SCPs are account-level guardrails that prevent AWS API calls entirely. They work at runtime and cannot be bypassed by any user in the account, including the root user. CloudFormation Guard validates infrastructure templates before deployment. Use SCPs for hard limits that must never be broken; use cfn-guard to catch misconfigurations in templates before they are applied.
Does OPA replace AWS Config?
No. OPA with Conftest validates Terraform plans before deployment, catching problems before infrastructure is created. AWS Config evaluates deployed resources after they exist, catching drift and misconfigurations that slipped through or were made outside of the pipeline. They are complementary.

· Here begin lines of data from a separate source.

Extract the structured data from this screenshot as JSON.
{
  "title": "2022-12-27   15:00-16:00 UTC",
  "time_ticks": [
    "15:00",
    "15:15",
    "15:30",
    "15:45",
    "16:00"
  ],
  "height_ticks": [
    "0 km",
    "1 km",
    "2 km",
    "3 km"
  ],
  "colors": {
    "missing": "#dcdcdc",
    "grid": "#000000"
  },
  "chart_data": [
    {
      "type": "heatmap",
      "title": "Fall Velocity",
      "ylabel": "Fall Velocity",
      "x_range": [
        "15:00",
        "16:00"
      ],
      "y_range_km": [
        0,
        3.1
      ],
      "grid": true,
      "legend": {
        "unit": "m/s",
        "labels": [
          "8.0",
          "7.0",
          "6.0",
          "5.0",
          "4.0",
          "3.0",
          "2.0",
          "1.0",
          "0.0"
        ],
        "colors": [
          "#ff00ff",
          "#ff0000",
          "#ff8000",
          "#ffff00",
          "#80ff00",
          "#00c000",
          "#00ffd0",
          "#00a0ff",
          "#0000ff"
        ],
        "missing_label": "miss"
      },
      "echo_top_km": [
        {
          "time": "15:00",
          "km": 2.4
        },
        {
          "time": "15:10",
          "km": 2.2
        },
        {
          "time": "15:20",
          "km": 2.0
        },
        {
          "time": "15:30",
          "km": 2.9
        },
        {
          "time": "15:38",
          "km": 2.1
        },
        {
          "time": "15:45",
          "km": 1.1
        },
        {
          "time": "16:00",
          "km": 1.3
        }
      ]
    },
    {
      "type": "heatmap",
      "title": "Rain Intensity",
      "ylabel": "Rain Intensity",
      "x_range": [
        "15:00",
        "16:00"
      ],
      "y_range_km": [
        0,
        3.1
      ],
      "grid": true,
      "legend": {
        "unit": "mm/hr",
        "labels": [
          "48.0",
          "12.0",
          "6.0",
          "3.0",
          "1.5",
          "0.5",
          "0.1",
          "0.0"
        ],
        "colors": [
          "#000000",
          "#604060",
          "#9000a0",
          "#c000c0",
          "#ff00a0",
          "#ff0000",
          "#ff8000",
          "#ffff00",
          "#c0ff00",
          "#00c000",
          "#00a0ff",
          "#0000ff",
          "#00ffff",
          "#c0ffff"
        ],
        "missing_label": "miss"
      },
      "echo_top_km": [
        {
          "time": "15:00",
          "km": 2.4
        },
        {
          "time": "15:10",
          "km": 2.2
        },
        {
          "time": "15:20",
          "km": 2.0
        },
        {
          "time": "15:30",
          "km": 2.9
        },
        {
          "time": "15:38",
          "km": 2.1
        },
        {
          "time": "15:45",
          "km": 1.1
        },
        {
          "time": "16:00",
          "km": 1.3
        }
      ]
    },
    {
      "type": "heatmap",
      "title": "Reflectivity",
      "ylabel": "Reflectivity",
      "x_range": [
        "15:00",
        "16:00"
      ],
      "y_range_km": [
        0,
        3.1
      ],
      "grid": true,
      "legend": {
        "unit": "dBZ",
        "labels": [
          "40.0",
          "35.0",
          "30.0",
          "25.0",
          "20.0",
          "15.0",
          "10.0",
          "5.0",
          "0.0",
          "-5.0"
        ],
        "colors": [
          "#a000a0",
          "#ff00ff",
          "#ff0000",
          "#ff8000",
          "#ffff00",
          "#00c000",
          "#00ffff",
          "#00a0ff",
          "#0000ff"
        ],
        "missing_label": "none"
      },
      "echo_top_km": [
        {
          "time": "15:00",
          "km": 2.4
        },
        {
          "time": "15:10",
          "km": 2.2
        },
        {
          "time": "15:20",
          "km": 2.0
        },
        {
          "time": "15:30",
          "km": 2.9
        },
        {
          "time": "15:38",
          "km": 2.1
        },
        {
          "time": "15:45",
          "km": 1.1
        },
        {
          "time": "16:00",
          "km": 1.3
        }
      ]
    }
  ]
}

Can I use all four tools together?
Yes, and most mature AWS environments do. SCPs set hard account-level limits. CloudFormation Guard and OPA catch misconfigurations before deployment. AWS Config monitors what is already running. Each layer catches a different class of problem, so using all four gives you defense in depth.
Does cfn-guard work with Terraform, or only CloudFormation?
cfn-guard works with any JSON or YAML document, including Terraform plan output. Convert the Terraform plan to JSON using terraform show -json, then run cfn-guard against that file. This lets you use cfn-guard rules even if your team uses Terraform instead of CloudFormation.